Google Images Redesign Focuses on Shopping

Google

Some of you might have already noticed that, if you search for images in the Google browser on your PC and click on an image, you won’t be greeted by the same type of box that appeared in the middle of the screen, which showed you the larger version of the image you wanted. That image has moved to the right hand side of the screen but that is not the only change Google has implemented. 

By clicking on an image of a product, you will now get some information about it as well as a price and where to buy it. A feature much like this one was previously being tested back in March.

It was called ‘shoppable ads’ back then and broad search terms would usually deliver product images and links but now pretty much any search words will, one way or another, push shopping results your way, with Amazon items leading the effort. At least, Amazon was among most of the first results that appeared in Image Search regardless of what I was looking for. 

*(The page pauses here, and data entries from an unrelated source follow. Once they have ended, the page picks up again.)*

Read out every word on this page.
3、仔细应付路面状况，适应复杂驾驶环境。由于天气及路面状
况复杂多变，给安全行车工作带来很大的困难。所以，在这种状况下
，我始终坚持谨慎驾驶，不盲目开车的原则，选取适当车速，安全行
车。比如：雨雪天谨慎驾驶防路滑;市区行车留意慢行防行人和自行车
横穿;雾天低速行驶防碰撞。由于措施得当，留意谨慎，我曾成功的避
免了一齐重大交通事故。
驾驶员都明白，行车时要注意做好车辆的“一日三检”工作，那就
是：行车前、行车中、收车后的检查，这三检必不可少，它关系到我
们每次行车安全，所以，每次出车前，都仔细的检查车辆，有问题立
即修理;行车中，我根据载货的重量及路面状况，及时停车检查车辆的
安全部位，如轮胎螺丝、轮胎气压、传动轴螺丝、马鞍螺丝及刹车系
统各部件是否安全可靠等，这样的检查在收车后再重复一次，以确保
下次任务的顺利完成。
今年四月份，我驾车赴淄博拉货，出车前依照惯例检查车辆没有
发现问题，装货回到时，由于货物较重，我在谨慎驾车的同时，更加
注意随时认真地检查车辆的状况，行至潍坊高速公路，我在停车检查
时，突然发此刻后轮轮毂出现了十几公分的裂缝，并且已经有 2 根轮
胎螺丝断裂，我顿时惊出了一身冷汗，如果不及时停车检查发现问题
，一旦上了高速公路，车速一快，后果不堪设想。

The Image Search tool doesn’t really see a lot of changes – it has most been kept the same since a while ago and we always have used it without thinking twice about it and going through the motions mechanically but now the company said that, aside from pushing the users to buy products from both physical stores or directly via the Google site, it will also allow them to do their shopping via YouTube videos. 

Excessive? It sounds like Google, especially if we consider the company has faced some problems two years ago as a result of its emphasis on shopping. Back then, the European Commission fined Google with 2.42 billion Euro (that is around $2.72 billion) for it. 

What Google has done is illegal under EU antitrust rules,” EU Competition Commissioner Margrethe Vestager said in a statement at the time. “It denied other companies the chance to compete on the merits and to innovate. And most importantly, it denied European consumers a genuine choice of services and the full benefits of innovation.”

That antitrust penalty the EU slammed on Google’s table is the biggest that has been applied to a single company, exceeding even the $1 billion fine it had previously delivered to Intel, back in 2009. 

However, the Google Images update is a bit of a grey area: a Google spokeswoman said of the change that the shopping information is merely the result of an organic search, not an information delivered via paid advertisements.